Atlantis Sinking

Paul Jordan. The Atlantis Syndrome. Sutton, 2001.
🔻
A piece of splendidly splenetic scepticism, taking the demolition hammer to the Atlantis legend and its latter-day purveyors. Jordan traces the development of the legend from Plato onwards, noting how various authors add different layers to the myth, not in Plato's original. The original, a political and religious allegory contrasts Atlantis, a land of corrupt wealth and barbarian splendor, with noble and virtuous Athens. Out of their own imagination later writers turn Atlantis into the centre of world culture, a place of advanced technology (always the technology that the lay people of the particular age are familiar with), and "ancient wisdom".

From the writings of such people as Scott-Elliott, Churchward, Donnelly, Lewis Spence and their later followers such as the Flem-Arths, Graham Hancock and Andrew Collins, Jordan extracts what he calls the Atlantis syndrome, the unwillingness to credit human beings with the power of creative imagination, so that myths and works of art are seen as sober history. This is an essentially racist and colonialist view of the incapacity of 'savages' to produce civilization, which is seen as always being imported in from elsewhere. Associated with this is an fundamental hostility to established archaeology, a reliance of old and out of date sources, and a tendency to descend into occultism.

The Flem-Arths and Hancock come in for the main treatment, and there is a detailed demolition of their world views and claims. Hancock is seen as a representative of 'Atlantis by any other name', as although Hancock mostly avoids using the A-word, the implications are clear. The pseudo-archaeology of these writers is contrasted with a brief sketch of the view of human evolution, prehistory and ancient history that arises from a basic consensus of mainstream archaeology.

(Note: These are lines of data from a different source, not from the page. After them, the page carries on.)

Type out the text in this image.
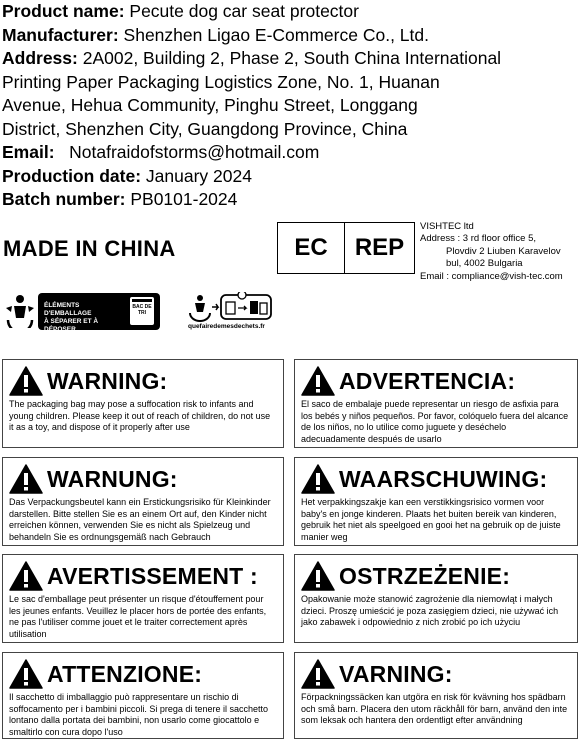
Product name: Pecute dog car seat protector
Manufacturer: Shenzhen Ligao E-Commerce Co., Ltd.
Address: 2A002, Building 2, Phase 2, South China International
Printing Paper Packaging Logistics Zone, No. 1, Huanan
Avenue, Hehua Community, Pinghu Street, Longgang
District, Shenzhen City, Guangdong Province, China
Email:   Notafraidofstorms@hotmail.com
Production date: January 2024
Batch number: PB0101-2024
MADE IN CHINA	EC	REP
VISHTEC ltd
Address : 3 rd floor office 5,
Plovdiv 2 Liuben Karavelov
bul, 4002 Bulgaria
Email : compliance@vish-tec.com
ÉLÉMENTS D'EMBALLAGE
À SÉPARER ET À DÉPOSER
DANS LE BAC DE TRI
BAC DE TRI
quefairedemesdechets.fr
WARNING:
The packaging bag may pose a suffocation risk to infants and young children. Please keep it out of reach of children, do not use it as a toy, and dispose of it properly after use
ADVERTENCIA:
El saco de embalaje puede representar un riesgo de asfixia para los bebés y niños pequeños. Por favor, colóquelo fuera del alcance de los niños, no lo utilice como juguete y deséchelo adecuadamente después de usarlo
WARNUNG:
Das Verpackungsbeutel kann ein Erstickungsrisiko für Kleinkinder darstellen. Bitte stellen Sie es an einem Ort auf, den Kinder nicht erreichen können, verwenden Sie es nicht als Spielzeug und behandeln Sie es ordnungsgemäß nach Gebrauch
WAARSCHUWING:
Het verpakkingszakje kan een verstikkingsrisico vormen voor baby's en jonge kinderen. Plaats het buiten bereik van kinderen, gebruik het niet als speelgoed en gooi het na gebruik op de juiste manier weg
AVERTISSEMENT :
Le sac d'emballage peut présenter un risque d'étouffement pour les jeunes enfants. Veuillez le placer hors de portée des enfants, ne pas l'utiliser comme jouet et le traiter correctement après utilisation
OSTRZEŻENIE:
Opakowanie może stanowić zagrożenie dla niemowląt i małych dzieci. Proszę umieścić je poza zasięgiem dzieci, nie używać ich jako zabawek i odpowiednio z nich zrobić po ich użyciu
ATTENZIONE:
Il sacchetto di imballaggio può rappresentare un rischio di soffocamento per i bambini piccoli. Si prega di tenere il sacchetto lontano dalla portata dei bambini, non usarlo come giocattolo e smaltirlo con cura dopo l'uso
VARNING:
Förpackningssäcken kan utgöra en risk för kvävning hos spädbarn och små barn. Placera den utom räckhåll för barn, använd den inte som leksak och hantera den ordentligt efter användning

The effectiveness of this pub-fighter school of scepticism, as practiced by Richard Dawkins and Martin Gardner, is perhaps open to doubt. It is entertaining, as a good punch up always is, but a combination of ridicule, exasperation and what could easily be mistaken for argument from authority is unlikely to convert many of the adherents of 'alternate archaeology.' There are times in which a cooler, more forensic approach can be more effective. There are also times when, even from the viewpoint of current mainstream archaeology, Jordan's views seem a trifle old fashioned, with a nostalgia for an unreformed uniformatism. This is not to say that in broad terms Jordan is wrong in his assessments, and the essentially pseudoscientific nature of the Atlantis syndrome. 
  • Reviewed by Peter Rogerson, from Magonia 77, March 2002.